Benefits Gained Immediately and Plans are for Future Expansion
Currently six of the DOJ’s nine divisions are currently using AutoStore and others are in line for developing workflows and additional OCR capabilities that will meet their individual specifications. As the project progresses, it’s likely that each division will have at least 2 different workflows feeding into the document management repository and it will be easy to create additional workflows, if necessary. “The real consistency of the system comes into play when users fill out the initial AutoStore form. When users have a document on the scanner, the scanner brings up NSi’s QuickCapture Pro which directs the AutoStore server to bring up an electronic form on the computer that’s part of the electronic workflow. The user fills out the required fields on the form, submits the form and scanned document to the server where it’s OCR’ed and sent to the document management repository,” said Yakis.
Along with the DOJ’s new conformity with their PDF files, it has also gained consistency using electronic workflows with routing and standard file naming conventions making it very easy to collaborate, view and retrieve documents. “Previously there was inconsistency in file names which made it extremely difficult to access files from the share drive. With this solution, we gained a consistent naming convention upfront that was created by the users. Today, there’s a number of ways you can find a document,” Yakis added.

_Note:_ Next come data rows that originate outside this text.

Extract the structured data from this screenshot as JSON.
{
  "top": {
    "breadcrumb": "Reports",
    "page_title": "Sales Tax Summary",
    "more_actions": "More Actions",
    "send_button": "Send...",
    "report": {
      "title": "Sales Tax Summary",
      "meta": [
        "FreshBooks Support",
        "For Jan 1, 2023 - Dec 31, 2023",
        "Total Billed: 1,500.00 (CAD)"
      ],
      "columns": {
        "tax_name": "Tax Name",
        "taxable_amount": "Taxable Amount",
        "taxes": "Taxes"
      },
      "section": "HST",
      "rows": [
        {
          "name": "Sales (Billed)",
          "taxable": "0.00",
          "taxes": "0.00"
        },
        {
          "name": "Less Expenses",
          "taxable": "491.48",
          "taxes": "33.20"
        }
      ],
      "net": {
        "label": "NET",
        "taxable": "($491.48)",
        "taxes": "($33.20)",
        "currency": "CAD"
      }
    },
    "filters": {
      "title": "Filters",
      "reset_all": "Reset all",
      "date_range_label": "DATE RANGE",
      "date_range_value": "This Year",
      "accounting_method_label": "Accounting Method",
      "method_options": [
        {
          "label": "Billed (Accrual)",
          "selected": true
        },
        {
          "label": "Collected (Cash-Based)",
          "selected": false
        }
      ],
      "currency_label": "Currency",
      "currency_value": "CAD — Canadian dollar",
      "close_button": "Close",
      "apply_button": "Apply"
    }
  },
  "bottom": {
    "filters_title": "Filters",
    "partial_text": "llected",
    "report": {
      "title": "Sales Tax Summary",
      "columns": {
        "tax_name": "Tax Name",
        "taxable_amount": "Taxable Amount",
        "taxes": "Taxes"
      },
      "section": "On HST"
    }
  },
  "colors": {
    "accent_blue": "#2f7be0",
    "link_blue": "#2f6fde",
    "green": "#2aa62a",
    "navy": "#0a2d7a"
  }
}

“Not only are our response times much better, we are anticipating a significant savings in storage space by eliminating boxes of paper files,” said Ramos. “We’ve also been able to re-engage some of our staff and allow them to work smarter by reducing the more mundane tasks of searching through file cabinets and boxes for random documents.”
DOJ is planning to expand the capabilities of the system by adding other divisions and additional workflows as needed. They also plan to expand their development environment to test new workflows and become more efficient in deployment. “The development environment is extremely important in order to get the workflows running and tested without having to stop production in any area. The ability to add more OCR engines to the AutoStore server is a critical part of this expansion,” Ramos added.
In terms of specific dollar returns, DOJ indicates that they are currently spending about $135,000 a year to maintain storage facilities. While these costs will not likely be reduced, they won’t be increased due to the savings gained from electronic file storage. “We’re practicing cost avoidance with this system,” Ramos said. “And that’s a very good thing in an environment that is focused on creating best practices to reduce spending and better serve our state’s taxpayers.”